What Is Diabetes Type Two – The More Common Type
What is diabetes type two? It generally appears during middle to late adulthood, and is defined by the body’s inability to properly utilize insulin. Type two diabetics can produce insulin, but their cells are unable to efficient use it to process sugars. Non – insulin dependent diabetes is by far the more common type, affecting more than half of Americans over the age of 65. Its onset is often gradual – individuals can experience symptoms and go undiagnosed for several years. Type two diabetes typically does not require insulin administration during its earliest stages, but may require it as the disease advances. Lifestyle and diet change are generally the recommended course of action.
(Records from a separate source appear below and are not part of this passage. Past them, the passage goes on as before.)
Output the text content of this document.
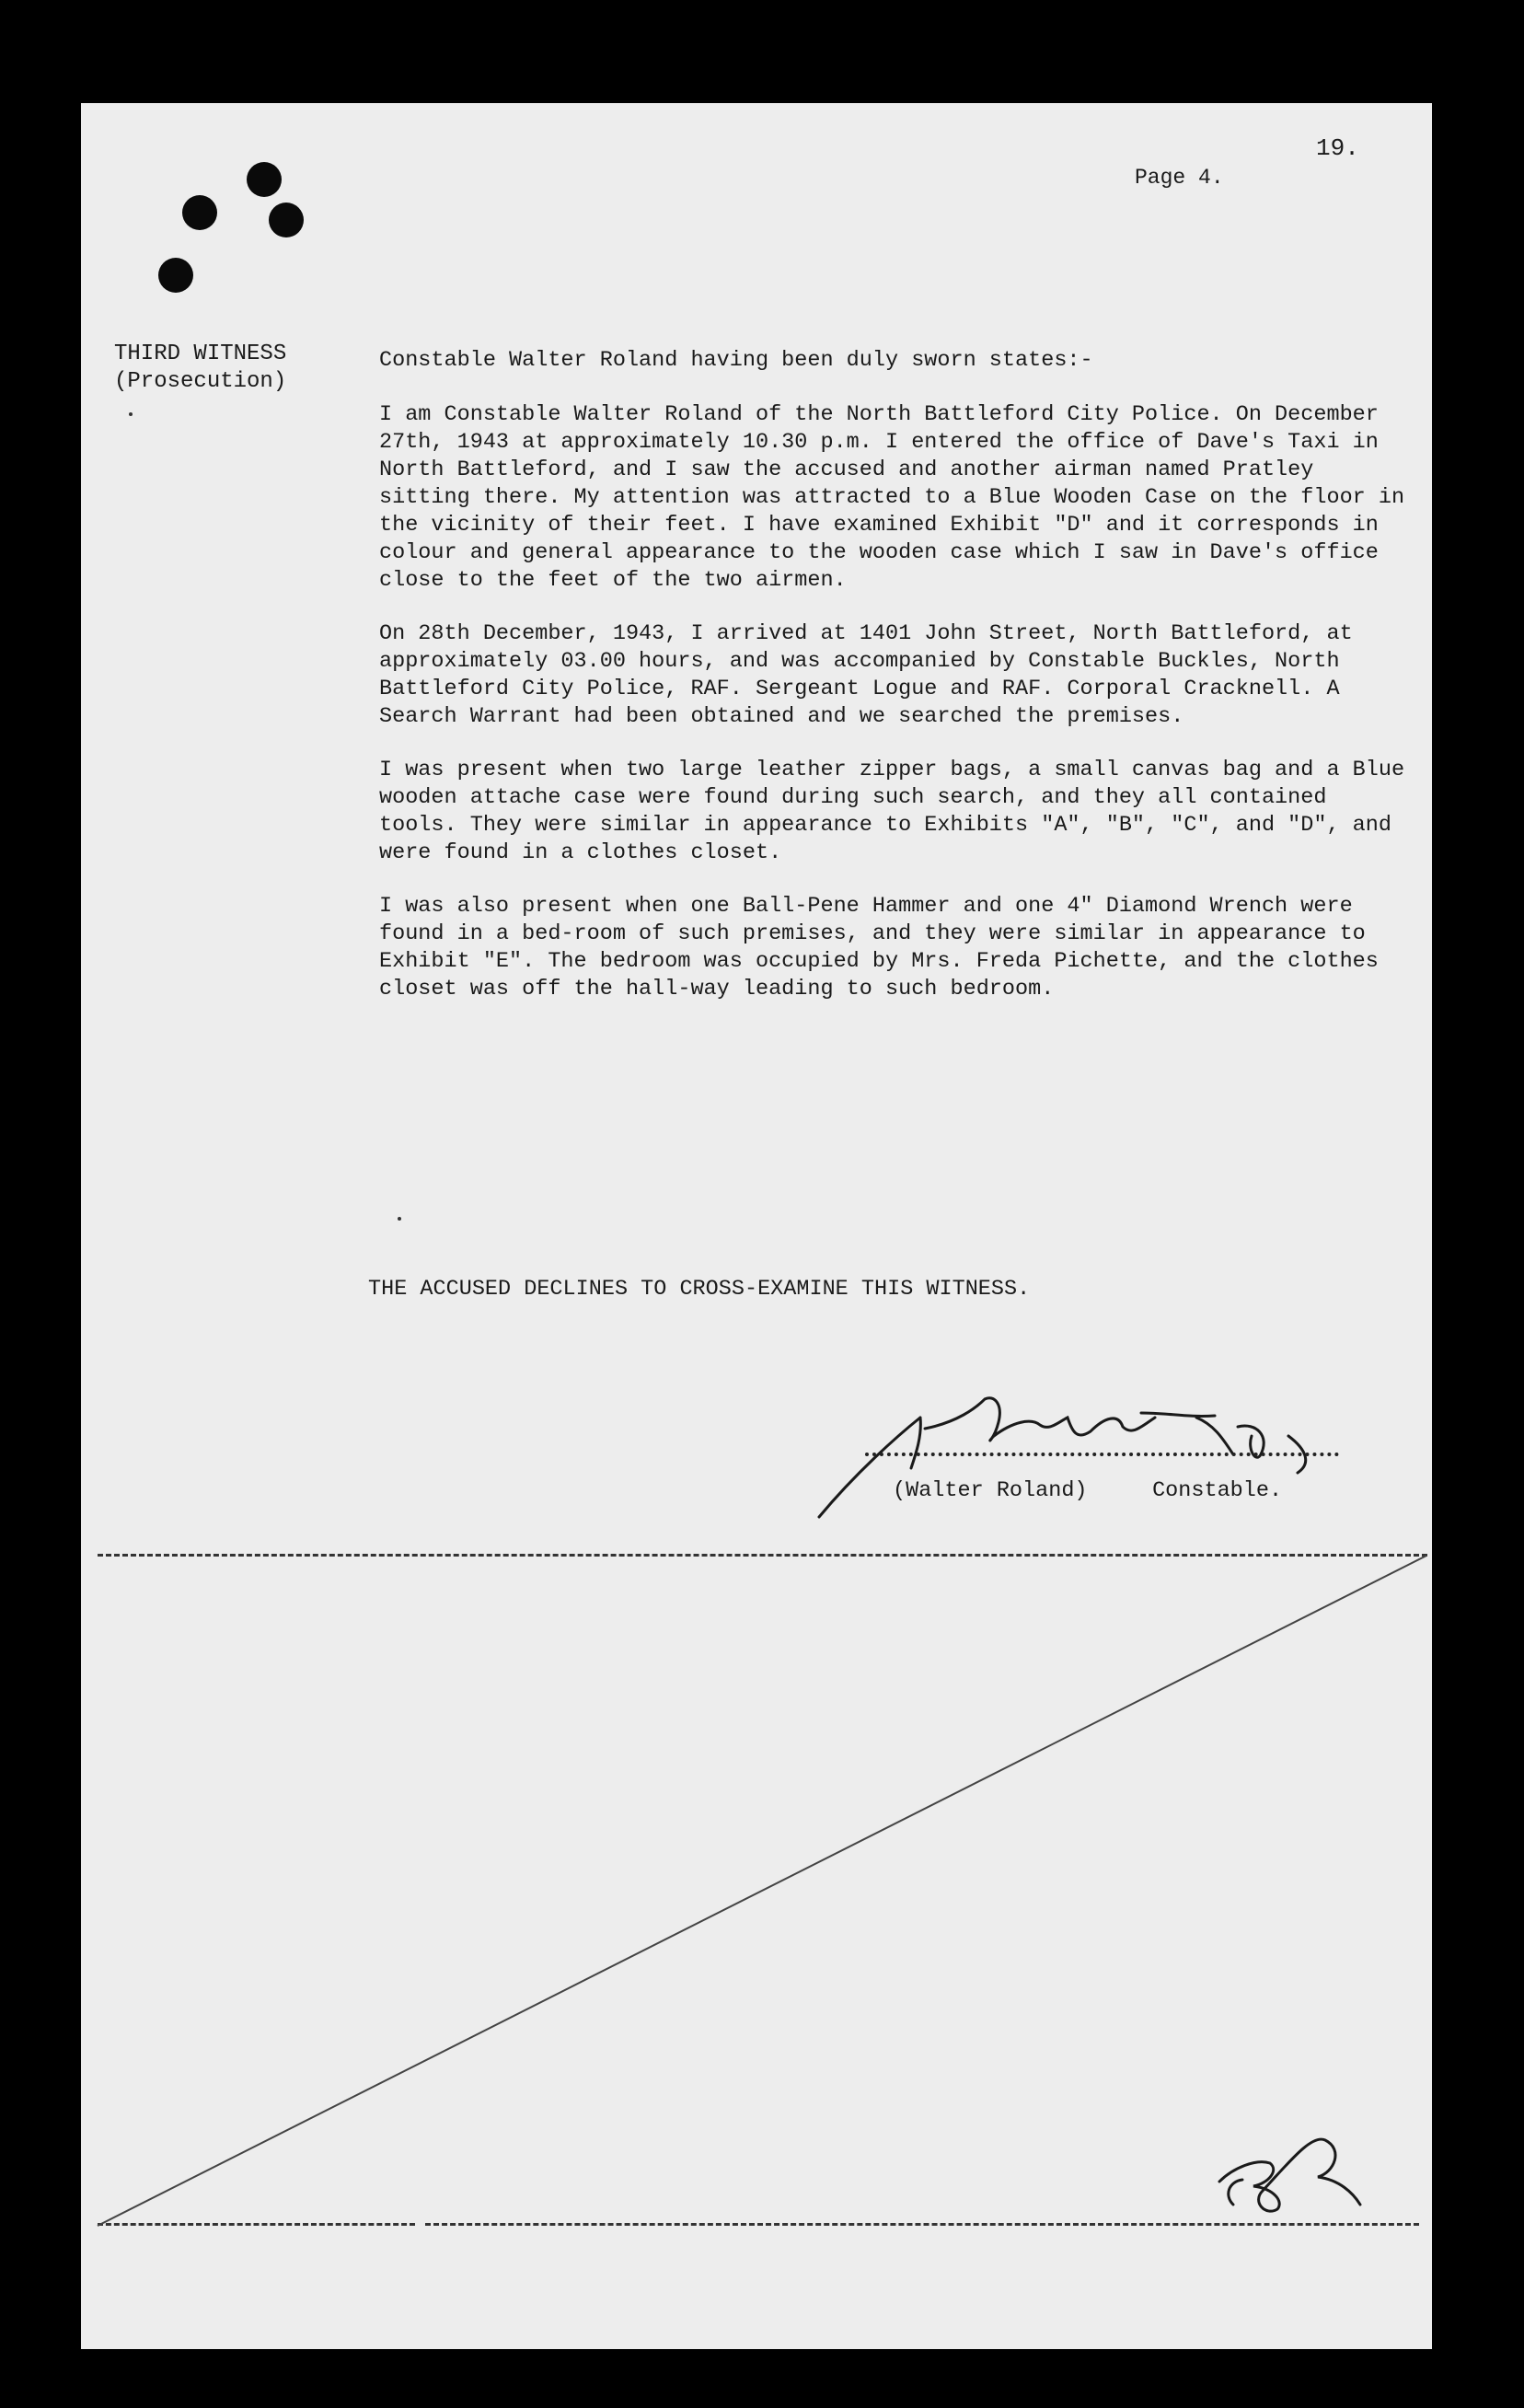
19.
Page 4.
THIRD WITNESS
(Prosecution)
Constable Walter Roland having been duly sworn states:-

I am Constable Walter Roland of the North Battleford City Police. On December 27th, 1943 at approximately 10.30 p.m. I entered the office of Dave's Taxi in North Battleford, and I saw the accused and another airman named Pratley sitting there. My attention was attracted to a Blue Wooden Case on the floor in the vicinity of their feet. I have examined Exhibit "D" and it corresponds in colour and general appearance to the wooden case which I saw in Dave's office close to the feet of the two airmen.

On 28th December, 1943, I arrived at 1401 John Street, North Battleford, at approximately 03.00 hours, and was accompanied by Constable Buckles, North Battleford City Police, RAF. Sergeant Logue and RAF. Corporal Cracknell. A Search Warrant had been obtained and we searched the premises.

I was present when two large leather zipper bags, a small canvas bag and a Blue wooden attache case were found during such search, and they all contained tools. They were similar in appearance to Exhibits "A", "B", "C", and "D", and were found in a clothes closet.

I was also present when one Ball-Pene Hammer and one 4" Diamond Wrench were found in a bed-room of such premises, and they were similar in appearance to Exhibit "E". The bedroom was occupied by Mrs. Freda Pichette, and the clothes closet was off the hall-way leading to such bedroom.

THE ACCUSED DECLINES TO CROSS-EXAMINE THIS WITNESS.
(Walter Roland)	Constable.
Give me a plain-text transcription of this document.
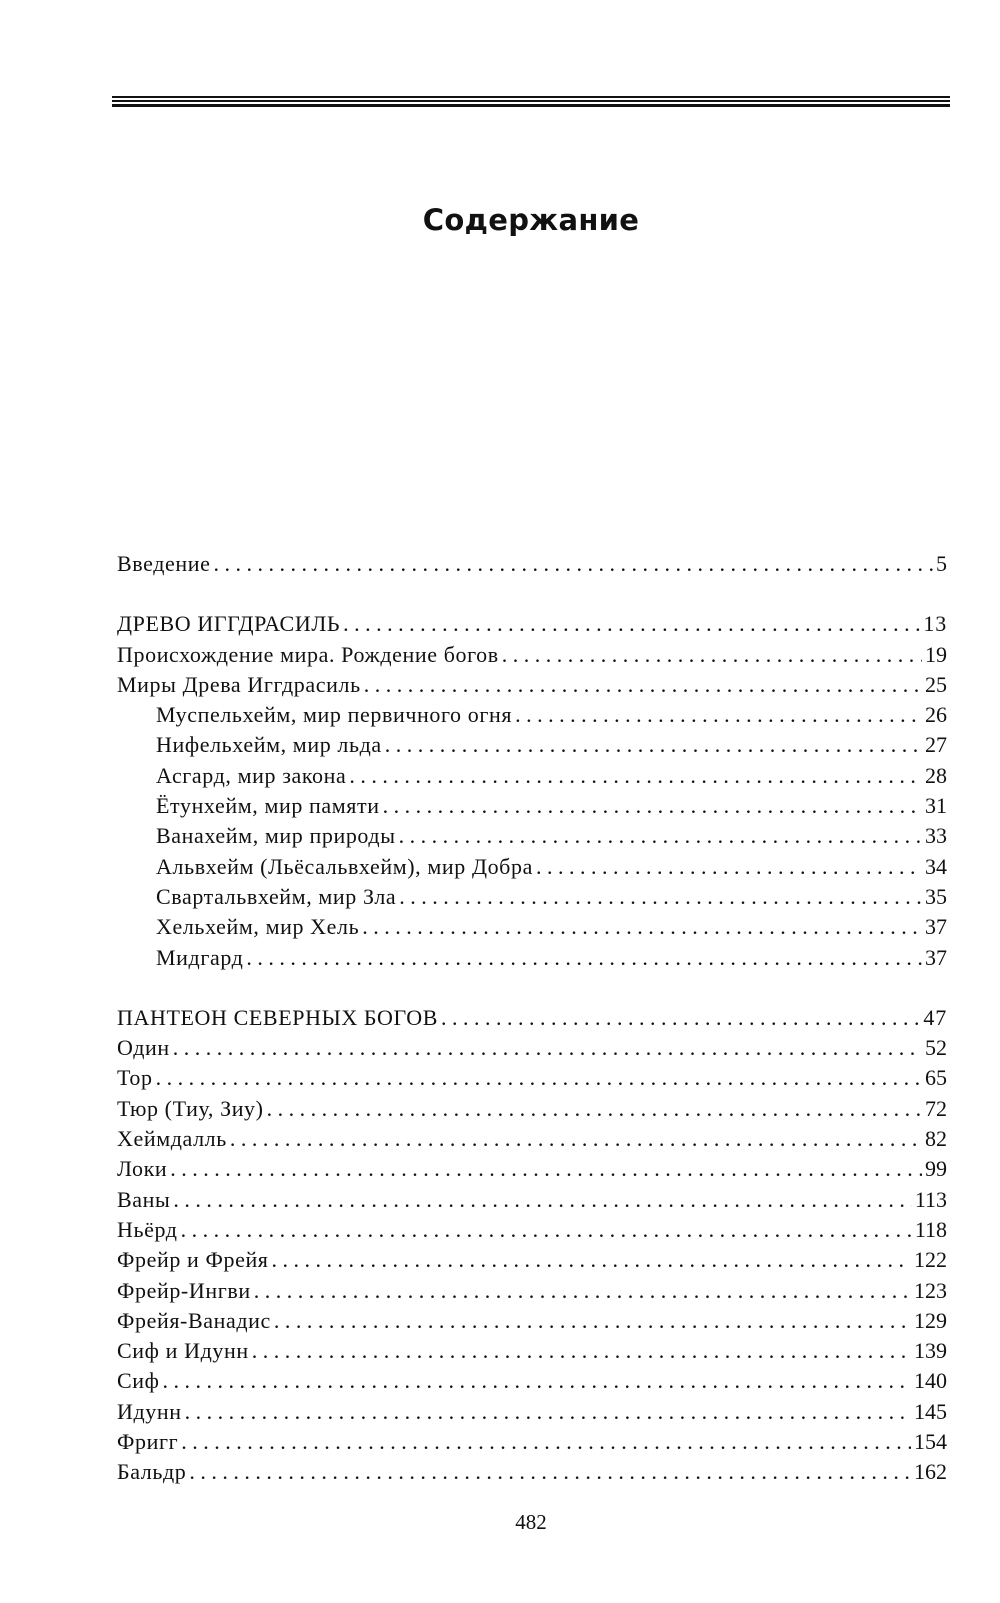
Содержание
Введение . . .	5
ДРЕВО ИГГДРАСИЛЬ . . .	13
Происхождение мира. Рождение богов . . .	19
Миры Древа Иггдрасиль . . .	25
Муспельхейм, мир первичного огня . . .	26
Нифельхейм, мир льда . . .	27
Асгард, мир закона . . .	28
Ётунхейм, мир памяти . . .	31
Ванахейм, мир природы . . .	33
Альвхейм (Льёсальвхейм), мир Добра . . .	34
Свартальвхейм, мир Зла . . .	35
Хельхейм, мир Хель . . .	37
Мидгард . . .	37
ПАНТЕОН СЕВЕРНЫХ БОГОВ . . .	47
Один . . .	52
Тор . . .	65
Тюр (Тиу, Зиу) . . .	72
Хеймдалль . . .	82
Локи . . .	99
Ваны . . .	113
Ньёрд . . .	118
Фрейр и Фрейя . . .	122
Фрейр-Ингви . . .	123
Фрейя-Ванадис . . .	129
Сиф и Идунн . . .	139
Сиф . . .	140
Идунн . . .	145
Фригг . . .	154
Бальдр . . .	162
482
Common symptoms of early diabetes include thirst that cannot be quenched, frequent urination, extreme hunger that cannot be satisfied, mental status changes, blurry vision, lethargy, and fatigue. The body compensates for its inability to process sugar by converting fat to energy and ramping up production of urine. The body’s response to excess sugar in the blood is to produce more urine in the kidneys and alert the brain to drink more water.
In addition to asking, “what is diabetes?”, many people ask about the prognosis of those who suffer from it. The simple answer is that it depends on how well an individual manages his condition. If he takes it seriously, makes the recommended lifestyle changes and does everything within his power to keep his blood sugar levels in check, the odds are that he will live a long and healthy life. The likelihood of him developing serious complications is small, but still exists.
If a person neglects to manage their condition as recommended, his future is in jeopardy. Potential complications include an increased risk of heart disease, stroke, kidney disease, neuropathy, poor circulation to the extremities, vision loss, and frequent infections. The longer a person has the condition and the less he keeps it under control, the more likely he is to develop complications.
The More We Understand About What Is Diabetes – The Scarier It Gets
The more we learn about the answers to the question – what is diabetes, the more frightening it becomes. Diabetics have more than twice the risk of suffering from heart disease and stroke than the rest of the population. In addition, diabetes is the leading cause of kidney failure and dialysis, amputations not attributed to trauma, and blindness in adults. Diabetes is even the seventh leading cause of fatality in the U. S. and even though it does not show up in statistics, is a contributing factor in two of the top three causes of death: heart disease and stroke.
If you or a loved one are at risk for or believe that you may already have diabetes, you should have your blood sugar tested right away. More than half of the American adult population is pre – diabetic; a precursor condition to full blown diabetes. What does this mean for you? You should be tested and begin implementing lifestyle changes right away. You should increase your level of physical activity, eat a healthy diet low in saturated and trans fat, processed foods, and sugar, and rest well. The more you do now to change, the better off you will be in the long run, and the less you will have to worry about the question, “what is diabetes?”